Background Tibial plateau fractures are clinically challenging intra-articular fractures. The fixation of posterolateral (PL) fragments in tibial plateau fractures is demanding. The aim of this study is to describe the clinical outcomes of a retrospective case series in which tibial plateau fractures were not treated with PL fragment osteosynthesis.

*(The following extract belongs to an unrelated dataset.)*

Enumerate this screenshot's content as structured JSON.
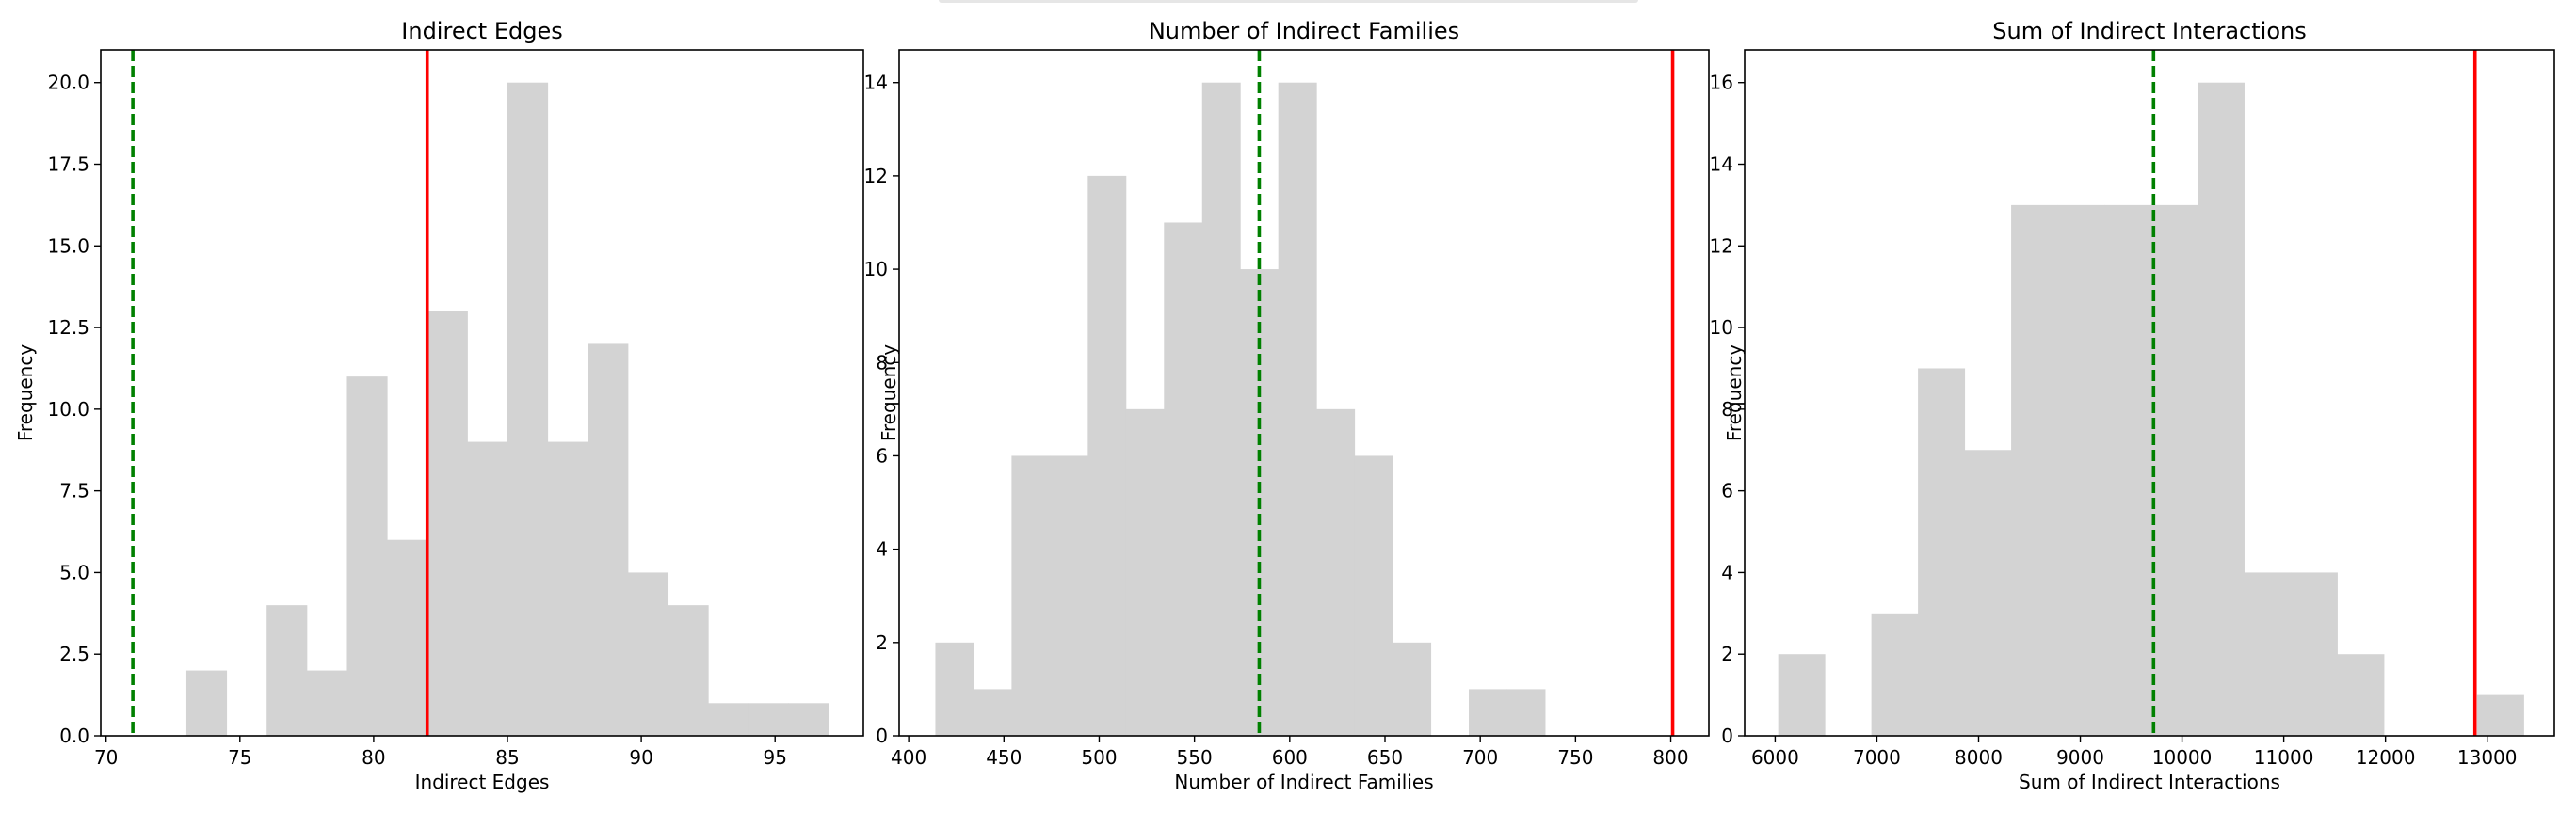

Methods In the present retrospective study, we included patients treated for tibial plateau fracture with PL fragment in our department between January 2016 to January 2020. All patients were seen at the outpatient clinic 2 and 5 weeks after surgery, and at 3, 6 and 12 months, and thereafter at regular intervals, depending on the overall clinical status. Every patient included in this study was then contacted by phone to assess self-reported clinical outcomes. The Oxford Knee Score (OKS) questionnaire was used to assess functional outcomes. Patients were divided in six groups depending on the three-column classification by Lou (groups A1-A6). Patients were also divided in four groups based on the whole area of the PL column and on the depression of the PL fragment (group B1-B4). One-way ANOVA was used to compare groups of patients.
Results OKS scores, surface and step-off of the PL fragment were analyzed in groups A1 – A6. No significant differences between OKS scores and step-off were found, while statistical difference was found between surfaces of PL fragment. No significant difference was found between OKS scores in groups B1-B4.
Conclusion Our findings suggest that the treatment outcome is influenced not only by the superficial involvement or collapse of PL fragments, but also by other variables, including BMI, pre-injury physical health, and age.